Earlier even, as he struggled with colon cancer at Divine Word Monastery in Mumbai, his concern for Kandhamal stood out. In August 2015, he called me on the day I was summoned to appear before the judicial inquiry commission on Kandhamal in Bhubaneswar.

“How did it go?” asked the anxious prelate about my appearance before the Justice Naidu Commission. Though he had cautioned me that the battery of Hindu nationalist lawyers involved with the commission would attack me when I appeared, nothing happened that day. The reason: Due to a sudden death in his family, Justice A.S. Naidu, who was conducting the one-judge inquiry, was absent on the appointed day. That was yet another providential experience for me, in my dogged advocacy for the voiceless Kandhamal Christians.

And it is indeed providential that the verdict of the federal Supreme Court — after the protracted hearing on the writ Archbishop Cheenath filed in the Supreme Court about legal issues related to the Kandhamal persecution — came only 10 days before his death.

Despite numerous setbacks in the fight for justice for his people, Archbishop Cheenath finally emerged a winner, when the chief justice of India echoed his anguish.

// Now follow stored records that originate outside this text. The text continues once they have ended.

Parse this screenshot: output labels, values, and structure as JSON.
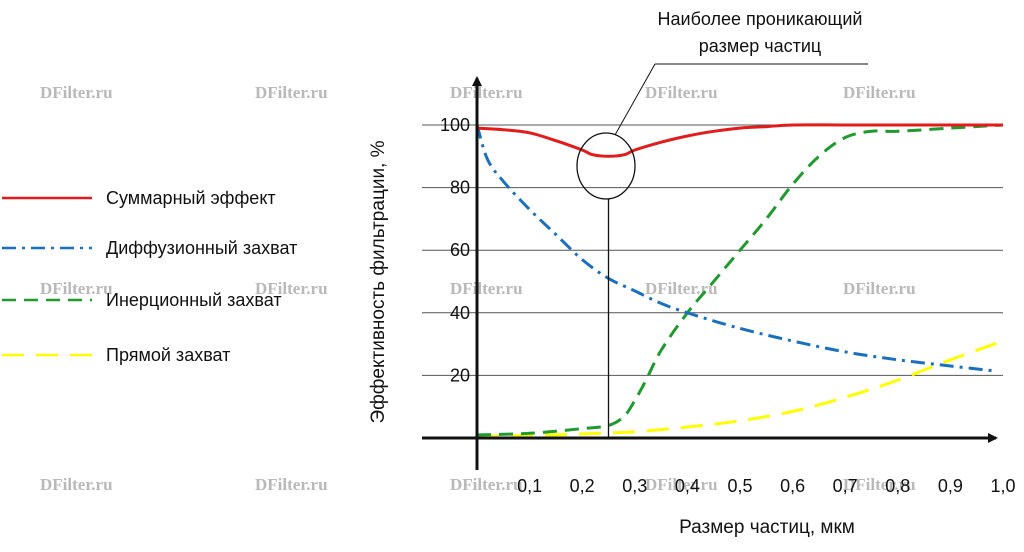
{
  "watermark": "DFilter.ru",
  "chart_data": {
    "type": "line",
    "xlabel": "Размер частиц, мкм",
    "ylabel": "Эффективность фильтрации, %",
    "xlim": [
      0,
      1.0
    ],
    "ylim": [
      0,
      100
    ],
    "x_ticks": [
      "0,1",
      "0,2",
      "0,3",
      "0,4",
      "0,5",
      "0,6",
      "0,7",
      "0,8",
      "0,9",
      "1,0"
    ],
    "y_ticks": [
      "20",
      "40",
      "60",
      "80",
      "100"
    ],
    "grid": "horizontal",
    "legend_position": "left",
    "annotation": {
      "line1": "Наиболее проникающий",
      "line2": "размер частиц",
      "x": 0.25
    },
    "series": [
      {
        "name": "Суммарный эффект",
        "color": "#e31b1b",
        "style": "solid",
        "x": [
          0.0,
          0.05,
          0.1,
          0.15,
          0.2,
          0.22,
          0.25,
          0.28,
          0.3,
          0.35,
          0.4,
          0.45,
          0.5,
          0.55,
          0.6,
          0.7,
          0.8,
          0.9,
          1.0
        ],
        "y": [
          99,
          98.5,
          97.5,
          95,
          92,
          90.5,
          90,
          90.5,
          92,
          94.5,
          96.5,
          98,
          99,
          99.5,
          100,
          100,
          100,
          100,
          100
        ]
      },
      {
        "name": "Диффузионный захват",
        "color": "#1b6fbf",
        "style": "dashdot",
        "x": [
          0.0,
          0.02,
          0.05,
          0.1,
          0.15,
          0.2,
          0.25,
          0.3,
          0.35,
          0.4,
          0.5,
          0.6,
          0.7,
          0.8,
          0.9,
          0.98
        ],
        "y": [
          100,
          89,
          82,
          73,
          65,
          57,
          51,
          47,
          43,
          40,
          35,
          31,
          27.5,
          25,
          23,
          21.5
        ]
      },
      {
        "name": "Инерционный захват",
        "color": "#1f9a2e",
        "style": "dashed",
        "x": [
          0.0,
          0.1,
          0.2,
          0.25,
          0.28,
          0.3,
          0.32,
          0.35,
          0.4,
          0.45,
          0.5,
          0.55,
          0.6,
          0.65,
          0.7,
          0.75,
          0.8,
          0.9,
          1.0
        ],
        "y": [
          1,
          1.5,
          3,
          4,
          7,
          12,
          18,
          28,
          40,
          50,
          60,
          70,
          81,
          90,
          96,
          98,
          98,
          99,
          100
        ]
      },
      {
        "name": "Прямой захват",
        "color": "#ffff00",
        "style": "longdash",
        "x": [
          0.0,
          0.1,
          0.2,
          0.3,
          0.4,
          0.5,
          0.6,
          0.7,
          0.8,
          0.9,
          1.0
        ],
        "y": [
          0.5,
          0.8,
          1.3,
          2,
          3.5,
          5.5,
          8.5,
          13,
          18.5,
          25,
          31
        ]
      }
    ]
  }
}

“Such a large proportion is very disturbing,” Chief Justice T.S. Thakur declared on Aug. 3, expressing his concern over a lack of convictions for Kandhamal-related crimes. The chief justice’s pronouncement represented the final verdict on the case, which was initially filed by Archbishop Cheenath in early September 2008 and lingered for nearly eight years afterward.

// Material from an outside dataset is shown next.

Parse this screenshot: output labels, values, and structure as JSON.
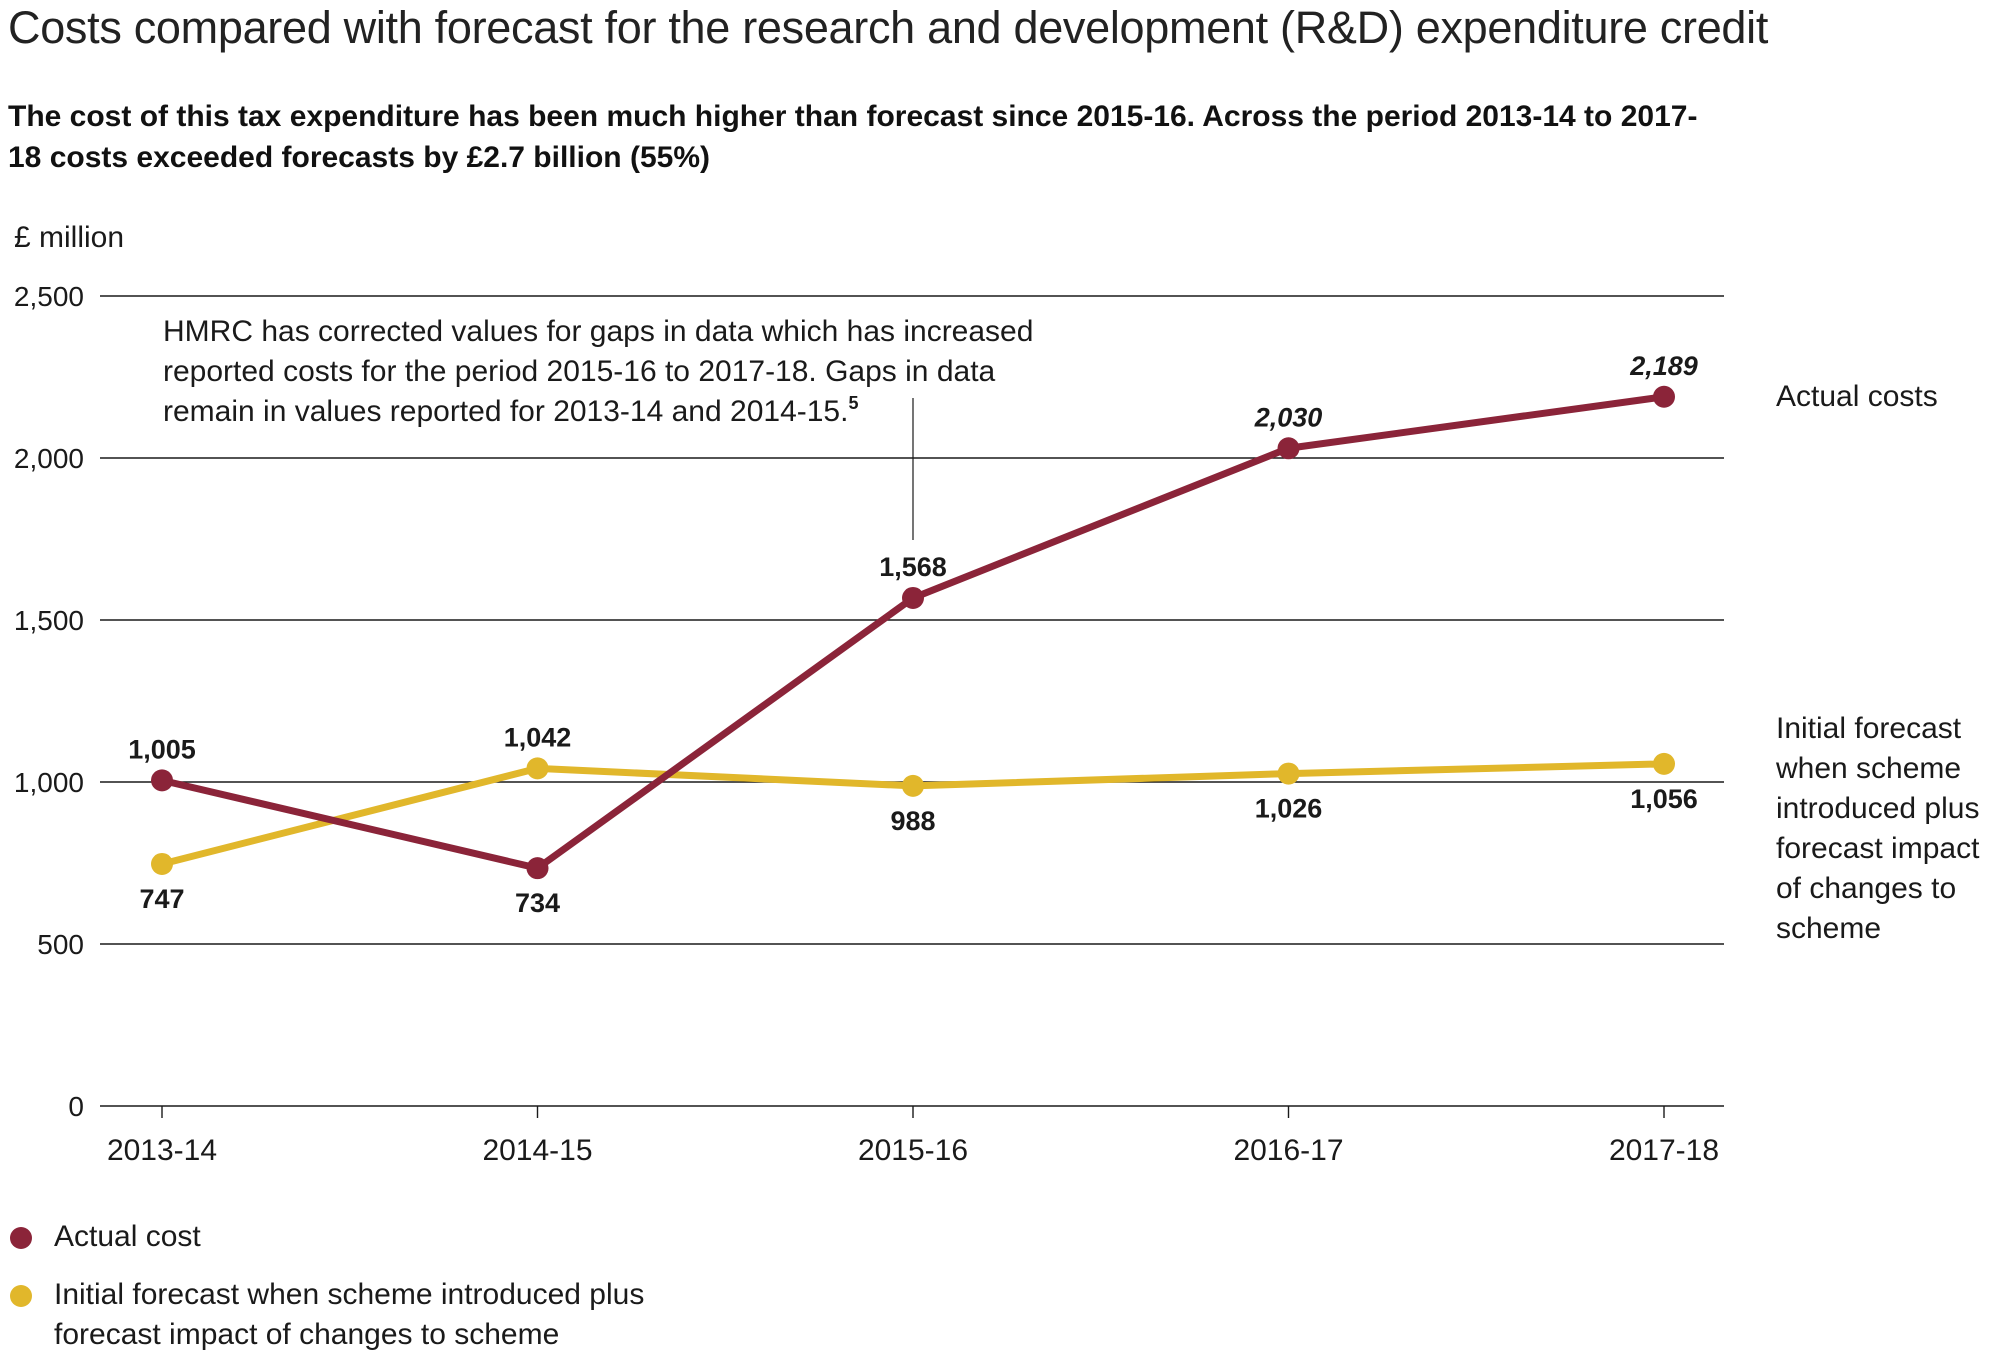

The Supreme Court verdict noted that, of the 827 criminal cases registered, 315 cases were not pursued, while of 362 cases in which a verdict was given, “only 78 [trials] resulted in [a] conviction.” Hence, India’s highest court ordered Odisha state to investigate “wherever acquittals were not justified on facts.”

The Supreme Court also upheld Archbishop’s Cheenath’s contention that adequate compensation had not been paid to the victims, by more than doubling the awards, from $450 to more that $1,000, 4,500 families received for “partially” and “fully” damaged houses.

As well, the court ordered the dependants of 39 Christians, whose names were on the government’s official list of murdered victims, should receive additional compensation of $4,500, in addition to the $7,500 they had received earlier.

 

Aug. 17 Funeral

Though Kahdhamal’s valiant shepherd had to undergo the agony of his region going up in flames in 2008, he has reason to rest in peace, with the encouraging verdict before his death.

The funeral of Archbishop Cheenath will be led by Cardinal Oswald Gracias, archbishop of Mumbai and president of the Federation of Asian Bishops’ Conferences, on Aug. 17 in Mumbai.

Anto Akkara is based in Bangalore, India. He is the author of Who Killed Swami Laxmanananda, a new investigative book about the 2008 violence against Christians in Kandhamal.